Process an Excel file containing stock symbols to extract unique tickers.

This function reads an Excel file, filters the data based on specific criteria,
and extracts unique tickers into a JSON file. The JSON file can then be used
by another program as a list of tickers.

Steps:
1. Filter the data
2. Extract unique tickers from the filtered data.
3. Save the unique tickers to a JSON file.

Args:
    input_file (str): Path to the input Excel file.
    output_file (str): Path to the output JSON file.

Returns:
    None

Raises:
    FileNotFoundError: If the input file does not exist.
    ValueError: If the input file is not a valid Excel file or if the required columns are missing.
"""

import pandas as pd
import json

In [2]:
def process_hk_stock_symbols(input_file_url, output_file):
    """
    Process an Excel file containing HK stock symbols to extract unique tickers.
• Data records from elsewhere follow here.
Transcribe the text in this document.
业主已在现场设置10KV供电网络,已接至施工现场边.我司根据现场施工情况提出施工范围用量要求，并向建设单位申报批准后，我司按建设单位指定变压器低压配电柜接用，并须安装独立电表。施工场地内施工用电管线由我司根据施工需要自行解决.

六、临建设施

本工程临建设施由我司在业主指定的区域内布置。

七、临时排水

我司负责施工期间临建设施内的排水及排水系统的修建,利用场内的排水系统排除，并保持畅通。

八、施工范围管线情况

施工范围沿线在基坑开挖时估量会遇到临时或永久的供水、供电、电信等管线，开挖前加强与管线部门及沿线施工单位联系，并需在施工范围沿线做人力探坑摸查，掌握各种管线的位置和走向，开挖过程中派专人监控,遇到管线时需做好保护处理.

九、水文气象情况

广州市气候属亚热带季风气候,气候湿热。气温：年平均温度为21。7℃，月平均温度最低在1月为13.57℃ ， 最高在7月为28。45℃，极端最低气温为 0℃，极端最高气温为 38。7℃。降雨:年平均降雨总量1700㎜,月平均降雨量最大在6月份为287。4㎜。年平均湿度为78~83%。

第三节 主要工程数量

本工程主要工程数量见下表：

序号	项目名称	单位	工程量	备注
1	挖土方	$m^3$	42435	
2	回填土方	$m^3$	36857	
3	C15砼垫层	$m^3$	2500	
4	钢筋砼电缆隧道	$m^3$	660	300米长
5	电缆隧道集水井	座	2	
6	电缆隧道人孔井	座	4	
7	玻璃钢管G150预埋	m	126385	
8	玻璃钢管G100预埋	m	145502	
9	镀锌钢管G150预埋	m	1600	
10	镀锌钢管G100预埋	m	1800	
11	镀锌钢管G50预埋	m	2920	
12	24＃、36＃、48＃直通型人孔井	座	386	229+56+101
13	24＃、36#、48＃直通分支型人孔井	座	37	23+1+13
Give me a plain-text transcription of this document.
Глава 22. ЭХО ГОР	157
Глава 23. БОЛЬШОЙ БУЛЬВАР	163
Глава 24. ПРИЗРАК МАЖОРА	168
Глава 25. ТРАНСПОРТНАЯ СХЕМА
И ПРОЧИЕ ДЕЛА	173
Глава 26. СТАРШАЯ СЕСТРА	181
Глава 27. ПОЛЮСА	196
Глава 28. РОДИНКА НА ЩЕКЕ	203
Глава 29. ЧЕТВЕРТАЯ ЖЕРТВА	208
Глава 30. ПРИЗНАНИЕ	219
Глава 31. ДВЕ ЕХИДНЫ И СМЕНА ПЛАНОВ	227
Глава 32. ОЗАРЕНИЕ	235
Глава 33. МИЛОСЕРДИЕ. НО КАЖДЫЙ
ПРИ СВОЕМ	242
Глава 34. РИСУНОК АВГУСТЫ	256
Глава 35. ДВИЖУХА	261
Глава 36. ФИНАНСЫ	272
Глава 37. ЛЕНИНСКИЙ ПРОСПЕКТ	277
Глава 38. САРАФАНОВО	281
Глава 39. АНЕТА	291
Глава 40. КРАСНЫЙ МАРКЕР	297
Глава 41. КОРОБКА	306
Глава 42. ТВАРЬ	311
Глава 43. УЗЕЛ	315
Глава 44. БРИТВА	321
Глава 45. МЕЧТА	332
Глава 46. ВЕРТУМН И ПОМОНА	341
    This function reads an Excel file from a URL or local path, filters the data based on specific criteria,
    and extracts unique tickers into a JSON file. The JSON file can then be used by another program as a list of tickers.

    Args:
        input_file_url (str): URL or path to the input Excel file.
        output_file (str): Path to the output JSON file.

    Returns:
        None

    Raises:
        Exception: If there's an issue reading the Excel file or processing the data.
    """

    try:
        # Read the Excel file from the URL or local path
        df = pd.read_excel(input_file_url, engine='openpyxl', header=2)

        # Filter by "Category" - select only 'Equity'
        equity_df = df[df['Category'] == 'Equity']

        # Filter by "Trading Currency" - select only 'HKD'
        hkd_df = equity_df[equity_df['Trading Currency'] == 'HKD']

        # Extract unique tickers
        unique_tickers = [f"{str(int(ticker)).zfill(4)}.HK"
                          for ticker in hkd_df['Stock Code'].unique()]

        # Save the unique tickers to a JSON file
        with open(output_file, 'w') as json_file:
            json.dump(unique_tickers, json_file, indent=4)

        print(f"Successfully saved {len(unique_tickers)} unique tickers to {output_file}")

    except Exception as e:
        print(f"An error occurred: {str(e)}")

In [3]:
def process_nasdaq_stock_symbols(input_file_url, output_file):
    """
    Process an Excel file containing US Nasdaq stock symbols to extract unique tickers.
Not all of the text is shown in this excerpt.